On the Deep Grammar of the White House Correspondents Association Dinner
'The Washington press corps is like that big extended family with a terrible secret that cannot be confronted because everyone knows how bad it would be if the discussion ever got real.'
Have you ever come to know members of a family who collaborate in staying silent about something bad that happened in the past, something no one wants to talk about because to talk about it would probably tear the family apart?
The innocent would have to accuse the guilty. The guilty to defend themselves would find a way to spread responsibility around— or just lie about what happened. Which would then enrage people who were there because it rewrites history and erases their experience.

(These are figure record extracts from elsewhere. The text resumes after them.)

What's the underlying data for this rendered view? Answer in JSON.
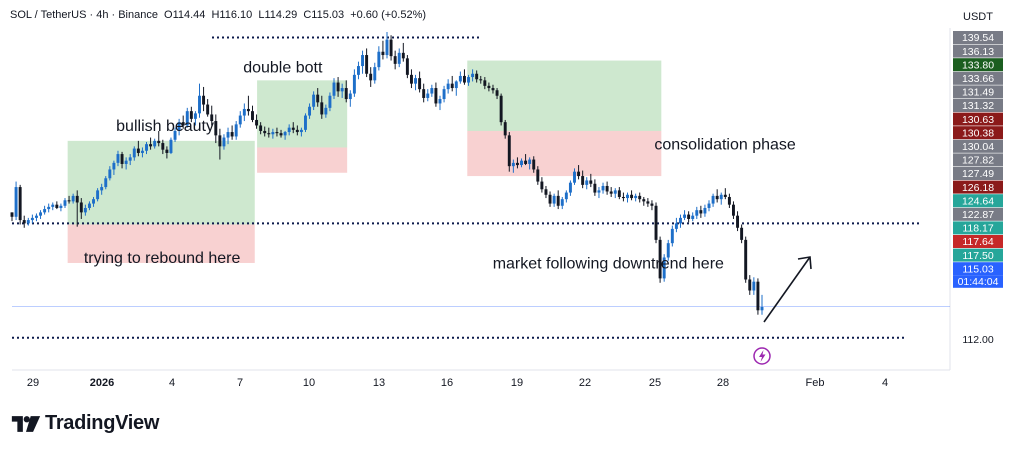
{
  "header": {
    "symbol": "SOL / TetherUS · 4h · Binance",
    "open": "O114.44",
    "high": "H116.10",
    "low": "L114.29",
    "close": "C115.03",
    "change": "+0.60 (+0.52%)"
  },
  "currency_label": "USDT",
  "brand": "TradingView",
  "chart_data": {
    "type": "candlestick",
    "ylim": [
      111.2,
      140.6
    ],
    "x_tick_labels": [
      "29",
      "2026",
      "4",
      "7",
      "10",
      "13",
      "16",
      "19",
      "22",
      "25",
      "28",
      "Feb",
      "4"
    ],
    "price_axis_labels": [
      {
        "value": 139.54,
        "text": "139.54",
        "bg": "#787b86"
      },
      {
        "value": 136.13,
        "text": "136.13",
        "bg": "#787b86"
      },
      {
        "value": 133.8,
        "text": "133.80",
        "bg": "#1b5e20"
      },
      {
        "value": 133.66,
        "text": "133.66",
        "bg": "#787b86"
      },
      {
        "value": 131.49,
        "text": "131.49",
        "bg": "#787b86"
      },
      {
        "value": 131.32,
        "text": "131.32",
        "bg": "#787b86"
      },
      {
        "value": 130.63,
        "text": "130.63",
        "bg": "#8b1a1a"
      },
      {
        "value": 130.38,
        "text": "130.38",
        "bg": "#8b1a1a"
      },
      {
        "value": 130.04,
        "text": "130.04",
        "bg": "#787b86"
      },
      {
        "value": 127.82,
        "text": "127.82",
        "bg": "#787b86"
      },
      {
        "value": 127.49,
        "text": "127.49",
        "bg": "#787b86"
      },
      {
        "value": 126.18,
        "text": "126.18",
        "bg": "#8b1a1a"
      },
      {
        "value": 124.64,
        "text": "124.64",
        "bg": "#26a69a"
      },
      {
        "value": 122.87,
        "text": "122.87",
        "bg": "#787b86"
      },
      {
        "value": 118.17,
        "text": "118.17",
        "bg": "#26a69a"
      },
      {
        "value": 117.64,
        "text": "117.64",
        "bg": "#c62828"
      },
      {
        "value": 117.5,
        "text": "117.50",
        "bg": "#26a69a"
      },
      {
        "value": 115.03,
        "text": "115.03",
        "bg": "#2962ff"
      },
      {
        "value": 112.0,
        "text": "112.00",
        "bg": "none"
      }
    ],
    "countdown": "01:44:04",
    "annotations": [
      {
        "text": "bullish beauty",
        "x": 3.6,
        "y": 131.0
      },
      {
        "text": "double bott",
        "x": 9.1,
        "y": 136.3
      },
      {
        "text": "consolidation phase",
        "x": 26.9,
        "y": 129.3
      },
      {
        "text": "trying to rebound here",
        "x": 2.2,
        "y": 119.0
      },
      {
        "text": "market following downtrend here",
        "x": 19.9,
        "y": 118.5
      }
    ],
    "horizontal_levels": [
      139.5,
      122.6,
      112.2
    ],
    "boxes": [
      {
        "x0": 1.5,
        "x1": 9.6,
        "y_top": 130.1,
        "y_mid": 122.5,
        "y_bottom": 119.0
      },
      {
        "x0": 9.7,
        "x1": 13.6,
        "y_top": 135.6,
        "y_mid": 129.5,
        "y_bottom": 127.2
      },
      {
        "x0": 18.8,
        "x1": 27.2,
        "y_top": 137.4,
        "y_mid": 131.0,
        "y_bottom": 126.9
      }
    ],
    "candles": [
      [
        123.6,
        123.6,
        122.8,
        123.2
      ],
      [
        123.2,
        126.4,
        122.9,
        125.9
      ],
      [
        125.9,
        126.1,
        122.5,
        122.9
      ],
      [
        122.9,
        123.3,
        122.2,
        122.6
      ],
      [
        122.6,
        123.1,
        122.4,
        122.9
      ],
      [
        122.9,
        123.4,
        122.6,
        123.1
      ],
      [
        123.1,
        123.5,
        122.8,
        123.3
      ],
      [
        123.3,
        123.8,
        123.0,
        123.6
      ],
      [
        123.6,
        124.2,
        123.4,
        123.9
      ],
      [
        123.9,
        124.4,
        123.6,
        124.1
      ],
      [
        124.1,
        124.5,
        123.8,
        124.3
      ],
      [
        124.3,
        124.6,
        123.9,
        124.0
      ],
      [
        124.0,
        124.4,
        123.7,
        124.2
      ],
      [
        124.2,
        124.9,
        124.0,
        124.7
      ],
      [
        124.7,
        125.1,
        124.4,
        124.6
      ],
      [
        124.6,
        125.3,
        124.4,
        125.1
      ],
      [
        125.1,
        125.6,
        122.3,
        124.5
      ],
      [
        124.5,
        124.9,
        123.0,
        123.6
      ],
      [
        123.6,
        124.3,
        123.3,
        124.0
      ],
      [
        124.0,
        124.6,
        123.8,
        124.4
      ],
      [
        124.4,
        125.0,
        124.1,
        124.8
      ],
      [
        124.8,
        125.8,
        124.6,
        125.6
      ],
      [
        125.6,
        126.2,
        125.2,
        125.9
      ],
      [
        125.9,
        126.9,
        125.7,
        126.7
      ],
      [
        126.7,
        127.8,
        126.5,
        127.5
      ],
      [
        127.5,
        128.3,
        127.0,
        128.1
      ],
      [
        128.1,
        129.2,
        127.8,
        128.9
      ],
      [
        128.9,
        129.1,
        127.6,
        128.0
      ],
      [
        128.0,
        128.6,
        127.5,
        128.3
      ],
      [
        128.3,
        128.9,
        127.9,
        128.6
      ],
      [
        128.6,
        129.6,
        128.3,
        129.4
      ],
      [
        129.4,
        130.1,
        128.7,
        129.0
      ],
      [
        129.0,
        129.5,
        128.6,
        129.2
      ],
      [
        129.2,
        130.0,
        128.9,
        129.8
      ],
      [
        129.8,
        130.4,
        129.3,
        129.6
      ],
      [
        129.6,
        130.3,
        129.4,
        130.1
      ],
      [
        130.1,
        131.0,
        129.6,
        129.9
      ],
      [
        129.9,
        130.2,
        128.9,
        129.3
      ],
      [
        129.3,
        129.6,
        128.5,
        129.0
      ],
      [
        129.0,
        130.4,
        128.9,
        130.2
      ],
      [
        130.2,
        131.3,
        130.0,
        131.0
      ],
      [
        131.0,
        132.1,
        130.6,
        131.8
      ],
      [
        131.8,
        132.4,
        131.2,
        131.5
      ],
      [
        131.5,
        133.1,
        131.3,
        132.8
      ],
      [
        132.8,
        133.2,
        131.8,
        132.1
      ],
      [
        132.1,
        132.8,
        131.5,
        132.6
      ],
      [
        132.6,
        135.3,
        132.2,
        134.2
      ],
      [
        134.2,
        135.0,
        132.8,
        133.4
      ],
      [
        133.4,
        133.9,
        132.3,
        132.5
      ],
      [
        132.5,
        133.3,
        131.5,
        131.9
      ],
      [
        131.9,
        132.5,
        129.9,
        130.6
      ],
      [
        130.6,
        131.2,
        128.4,
        129.6
      ],
      [
        129.6,
        130.7,
        129.3,
        130.4
      ],
      [
        130.4,
        131.3,
        129.8,
        130.9
      ],
      [
        130.9,
        131.5,
        130.2,
        130.5
      ],
      [
        130.5,
        131.9,
        130.2,
        131.6
      ],
      [
        131.6,
        132.8,
        131.3,
        132.4
      ],
      [
        132.4,
        133.5,
        131.9,
        133.0
      ],
      [
        133.0,
        134.2,
        132.4,
        132.8
      ],
      [
        132.8,
        133.3,
        131.8,
        132.0
      ],
      [
        132.0,
        132.5,
        131.2,
        131.5
      ],
      [
        131.5,
        131.8,
        130.7,
        131.0
      ],
      [
        131.0,
        131.4,
        130.5,
        130.8
      ],
      [
        130.8,
        131.3,
        130.4,
        130.7
      ],
      [
        130.7,
        131.2,
        130.3,
        130.9
      ],
      [
        130.9,
        131.3,
        130.5,
        130.8
      ],
      [
        130.8,
        131.1,
        130.4,
        130.6
      ],
      [
        130.6,
        131.0,
        130.2,
        130.9
      ],
      [
        130.9,
        131.6,
        130.6,
        131.3
      ],
      [
        131.3,
        131.8,
        130.8,
        131.1
      ],
      [
        131.1,
        131.5,
        130.6,
        130.9
      ],
      [
        130.9,
        131.3,
        130.5,
        131.1
      ],
      [
        131.1,
        132.6,
        130.9,
        132.4
      ],
      [
        132.4,
        133.5,
        132.1,
        133.2
      ],
      [
        133.2,
        134.6,
        132.9,
        134.3
      ],
      [
        134.3,
        134.9,
        133.2,
        133.6
      ],
      [
        133.6,
        134.2,
        132.1,
        132.5
      ],
      [
        132.5,
        133.4,
        132.2,
        133.1
      ],
      [
        133.1,
        134.5,
        132.8,
        134.2
      ],
      [
        134.2,
        135.8,
        133.9,
        135.4
      ],
      [
        135.4,
        135.9,
        134.1,
        134.6
      ],
      [
        134.6,
        135.3,
        134.0,
        134.9
      ],
      [
        134.9,
        135.6,
        133.6,
        133.9
      ],
      [
        133.9,
        134.7,
        133.2,
        134.4
      ],
      [
        134.4,
        136.6,
        134.1,
        136.1
      ],
      [
        136.1,
        137.3,
        135.7,
        136.9
      ],
      [
        136.9,
        138.3,
        136.2,
        137.9
      ],
      [
        137.9,
        138.5,
        135.9,
        136.2
      ],
      [
        136.2,
        136.8,
        135.0,
        135.6
      ],
      [
        135.6,
        137.2,
        135.3,
        136.8
      ],
      [
        136.8,
        138.7,
        136.5,
        138.2
      ],
      [
        138.2,
        139.2,
        137.5,
        137.9
      ],
      [
        137.9,
        140.0,
        137.6,
        139.3
      ],
      [
        139.3,
        139.7,
        137.4,
        137.8
      ],
      [
        137.8,
        138.3,
        136.6,
        137.1
      ],
      [
        137.1,
        138.5,
        136.8,
        138.1
      ],
      [
        138.1,
        139.0,
        137.3,
        137.6
      ],
      [
        137.6,
        137.9,
        135.8,
        136.1
      ],
      [
        136.1,
        136.6,
        134.9,
        135.3
      ],
      [
        135.3,
        136.1,
        134.7,
        135.8
      ],
      [
        135.8,
        136.4,
        134.5,
        134.8
      ],
      [
        134.8,
        135.3,
        133.6,
        134.0
      ],
      [
        134.0,
        134.8,
        133.7,
        134.4
      ],
      [
        134.4,
        135.2,
        134.1,
        134.9
      ],
      [
        134.9,
        135.4,
        133.2,
        133.5
      ],
      [
        133.5,
        134.2,
        132.9,
        133.9
      ],
      [
        133.9,
        135.1,
        133.6,
        134.8
      ],
      [
        134.8,
        135.7,
        134.4,
        135.3
      ],
      [
        135.3,
        136.0,
        134.6,
        134.9
      ],
      [
        134.9,
        135.6,
        134.2,
        135.5
      ],
      [
        135.5,
        136.4,
        135.3,
        136.0
      ],
      [
        136.0,
        136.6,
        135.2,
        135.4
      ],
      [
        135.4,
        136.1,
        135.1,
        135.9
      ],
      [
        135.9,
        136.6,
        135.5,
        136.2
      ],
      [
        136.2,
        136.5,
        135.4,
        135.7
      ],
      [
        135.7,
        136.0,
        135.3,
        135.6
      ],
      [
        135.6,
        135.9,
        134.8,
        135.1
      ],
      [
        135.1,
        135.4,
        134.6,
        134.9
      ],
      [
        134.9,
        135.2,
        134.4,
        134.7
      ],
      [
        134.7,
        134.9,
        133.9,
        134.2
      ],
      [
        134.2,
        134.4,
        131.5,
        131.8
      ],
      [
        131.8,
        132.0,
        130.3,
        130.6
      ],
      [
        130.6,
        130.9,
        127.3,
        127.8
      ],
      [
        127.8,
        128.4,
        127.2,
        128.1
      ],
      [
        128.1,
        128.6,
        127.6,
        127.9
      ],
      [
        127.9,
        128.5,
        127.7,
        128.3
      ],
      [
        128.3,
        128.9,
        127.9,
        128.0
      ],
      [
        128.0,
        128.6,
        127.5,
        128.4
      ],
      [
        128.4,
        128.7,
        127.2,
        127.5
      ],
      [
        127.5,
        127.8,
        126.1,
        126.4
      ],
      [
        126.4,
        126.8,
        125.4,
        125.7
      ],
      [
        125.7,
        126.0,
        124.9,
        125.2
      ],
      [
        125.2,
        125.5,
        124.1,
        124.4
      ],
      [
        124.4,
        125.3,
        124.1,
        125.1
      ],
      [
        125.1,
        125.6,
        123.9,
        124.2
      ],
      [
        124.2,
        125.0,
        123.9,
        124.8
      ],
      [
        124.8,
        125.6,
        124.5,
        125.4
      ],
      [
        125.4,
        126.5,
        125.1,
        126.3
      ],
      [
        126.3,
        127.6,
        126.1,
        127.3
      ],
      [
        127.3,
        127.9,
        126.6,
        126.9
      ],
      [
        126.9,
        127.4,
        125.8,
        126.1
      ],
      [
        126.1,
        126.8,
        125.7,
        126.5
      ],
      [
        126.5,
        127.1,
        125.9,
        126.2
      ],
      [
        126.2,
        126.6,
        125.1,
        125.4
      ],
      [
        125.4,
        125.9,
        124.9,
        125.6
      ],
      [
        125.6,
        126.3,
        125.3,
        126.0
      ],
      [
        126.0,
        126.4,
        125.2,
        125.5
      ],
      [
        125.5,
        125.9,
        125.0,
        125.3
      ],
      [
        125.3,
        125.8,
        124.9,
        125.6
      ],
      [
        125.6,
        125.9,
        124.8,
        125.0
      ],
      [
        125.0,
        125.4,
        124.6,
        124.9
      ],
      [
        124.9,
        125.4,
        124.5,
        125.2
      ],
      [
        125.2,
        125.6,
        124.7,
        124.9
      ],
      [
        124.9,
        125.3,
        124.6,
        125.1
      ],
      [
        125.1,
        125.4,
        124.5,
        124.8
      ],
      [
        124.8,
        125.0,
        124.2,
        124.6
      ],
      [
        124.6,
        124.9,
        124.1,
        124.4
      ],
      [
        124.4,
        124.7,
        123.8,
        124.2
      ],
      [
        124.2,
        124.5,
        120.8,
        121.1
      ],
      [
        121.1,
        121.4,
        117.2,
        117.6
      ],
      [
        117.6,
        119.8,
        117.3,
        119.5
      ],
      [
        119.5,
        121.1,
        119.2,
        120.8
      ],
      [
        120.8,
        122.4,
        120.5,
        122.1
      ],
      [
        122.1,
        123.1,
        121.8,
        122.6
      ],
      [
        122.6,
        123.4,
        122.2,
        123.1
      ],
      [
        123.1,
        123.8,
        122.9,
        123.4
      ],
      [
        123.4,
        123.7,
        122.7,
        123.0
      ],
      [
        123.0,
        123.6,
        122.8,
        123.3
      ],
      [
        123.3,
        124.1,
        123.0,
        123.8
      ],
      [
        123.8,
        124.2,
        123.1,
        123.5
      ],
      [
        123.5,
        124.3,
        123.2,
        124.0
      ],
      [
        124.0,
        124.7,
        123.7,
        124.4
      ],
      [
        124.4,
        125.3,
        124.1,
        125.1
      ],
      [
        125.1,
        125.7,
        124.5,
        124.8
      ],
      [
        124.8,
        125.4,
        124.3,
        125.2
      ],
      [
        125.2,
        125.8,
        124.8,
        125.0
      ],
      [
        125.0,
        125.3,
        124.0,
        124.3
      ],
      [
        124.3,
        124.6,
        123.0,
        123.3
      ],
      [
        123.3,
        123.7,
        121.9,
        122.2
      ],
      [
        122.2,
        122.5,
        120.8,
        121.1
      ],
      [
        121.1,
        121.4,
        117.2,
        117.5
      ],
      [
        117.5,
        117.9,
        116.1,
        116.5
      ],
      [
        116.5,
        117.7,
        116.1,
        117.3
      ],
      [
        117.3,
        117.6,
        114.3,
        114.7
      ],
      [
        114.7,
        116.1,
        114.3,
        115.0
      ]
    ]
  }
}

If you have ever come to know such a family — or been part of one, as I have — then you know how participants in the conspiracy share a signaling system that can instantly warn an incautious member: you are three, four hops away from violating the pact of silence… if you don’t want to bring the whole structure down, then I suggest you change the subject… or switch to one of the harmless work-arounds we have provided for the purpose of never getting too close to the source of our dread.
None of that has to be said, of course. It’s all done by antennae. The result is that serious talk about certain subjects is off limits. Key routes into that subject are closed off, because the signaling system activates itself three or four rings out from dread center. To an outsider this manifests itself as an inexplicable weirdness or empty quality, difficult to name. To insiders it becomes: this is who we are… the people who route around—
I mention this because I think it helps in interpreting a bizarre event that [unfolded Saturday night] in Washington and on many a media platform: the White House Correspondents Association dinner.